Trippi comes closer to the truth when he talks about Romney.

Most plainly, there is the media’s antipathy to the kind of disciplined, unspontaneous, inaccessible campaign that Romney is running. Also to the fact that, hey, let’s face it, he’s not exactly a Roman candle of a candidate. Then there is the temperamental gorge that separates him from most journalists. “Reporters are the kids in the back of the classroom, throwing spitballs,” says Lewis. “McCain would be sitting back there, too, saying, ‘I’m not listening to this B.S.,’ and so would Gingrich. Romney is the guy sitting up in front, raising his hand to every question. Reporters listen to Arcade Fire; Romney listens to the Carpenters and Donny and Marie.”

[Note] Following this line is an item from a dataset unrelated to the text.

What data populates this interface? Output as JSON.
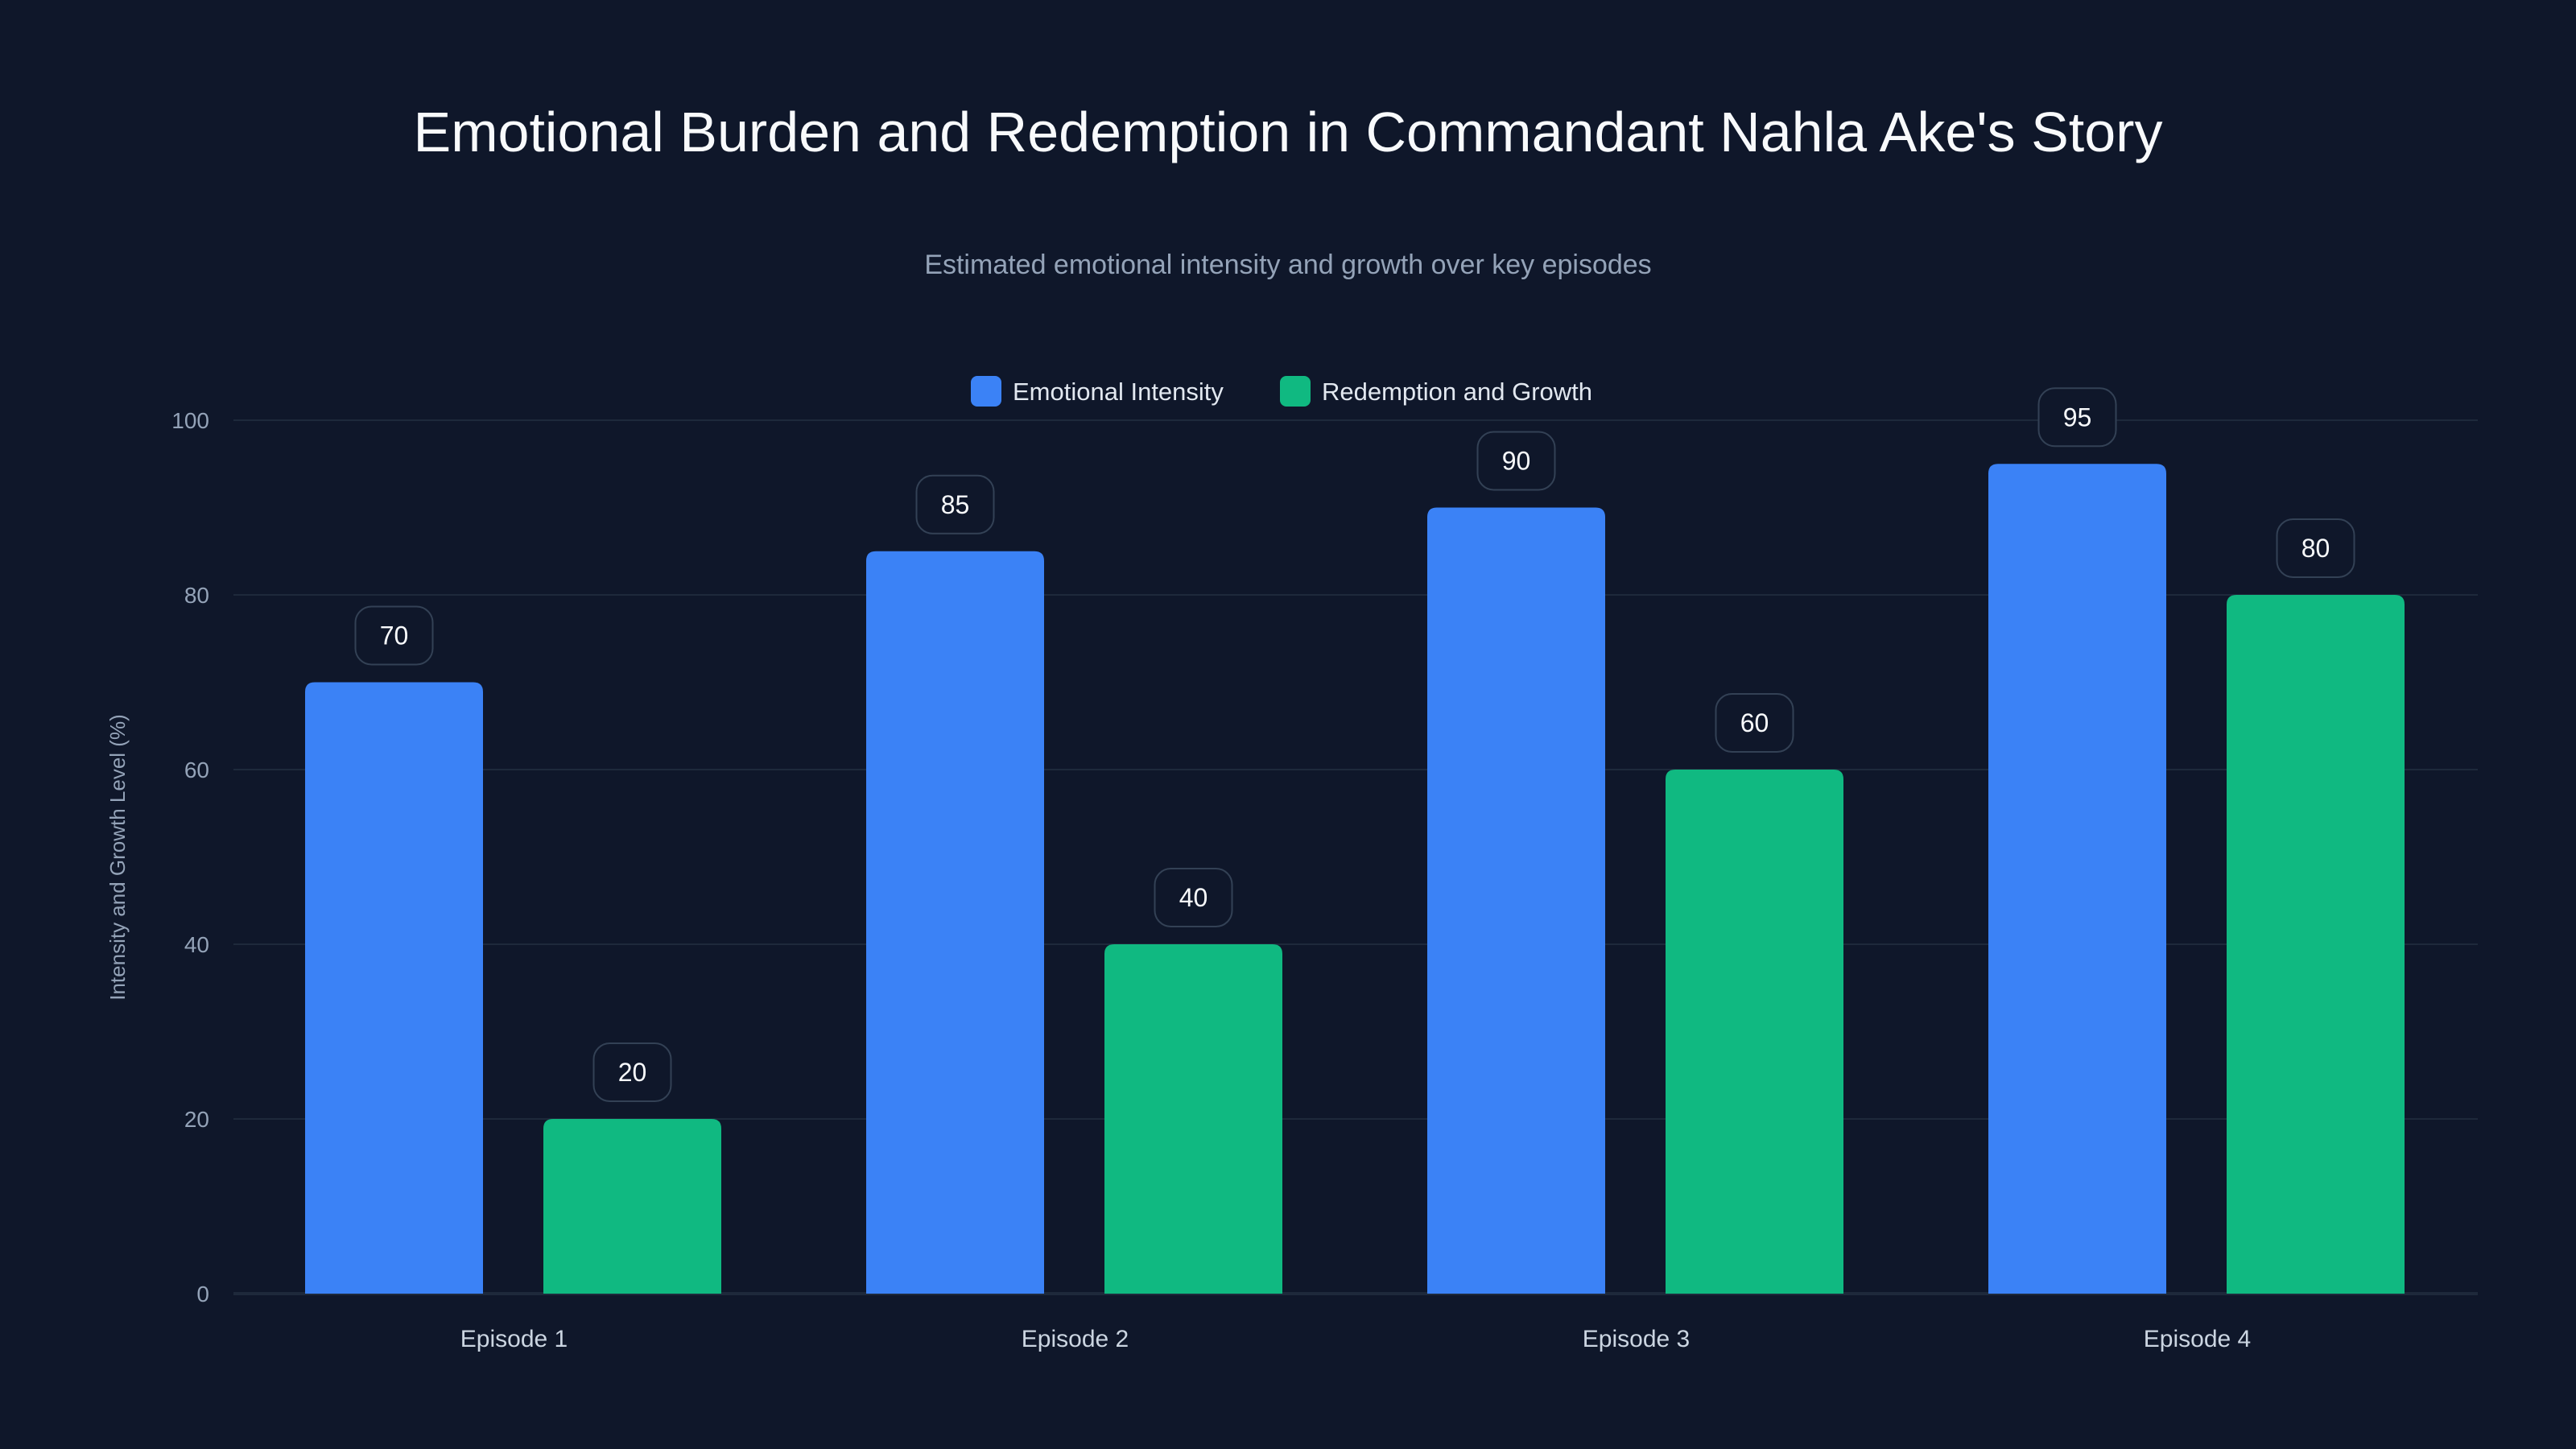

The suspicion of Romney is even deeper than that, however. Ever since his run in 2008, when his contortions on various issues earned him his reputation as an inveterate flip-flopper, the members of the ­media—and his rivals, then and ­today—have regarded him as a phony, his candidacy based on, as Smith puts it, “some ­really brittle half-truths about his consistency.” But now there is a creeping sense that he may be something worse; that on a range of issues, notably his finances, Romney is making claims that may be less than fully truthful.

But, again, it’s not that Romney is a liar. Newt Gingrich may be the most accomplished liar in the entire country. Romney’s bigger problem is that he treats reporters as the enemy, denies them access, probably doesn’t feed them all that well, and doesn’t make their jobs easier. On top of that, the press corp can’t relate to his personal biography. They may have skipped the Vietnam War, but they didn’t do it knocking on doors in France as a Mormon missionary. They may admire personal wealth, but not really so much when the fortune is made as a vulture capitalist. And Romney doesn’t tell any bawdy jokes.

The press may be pulling for Gingrich to stay in the race and do lasting damage to Romney, but it’s not because they like Gingrich or strictly because they want to sell papers or get page-views. They just don’t like Mitt. He’s given them no reason to like him.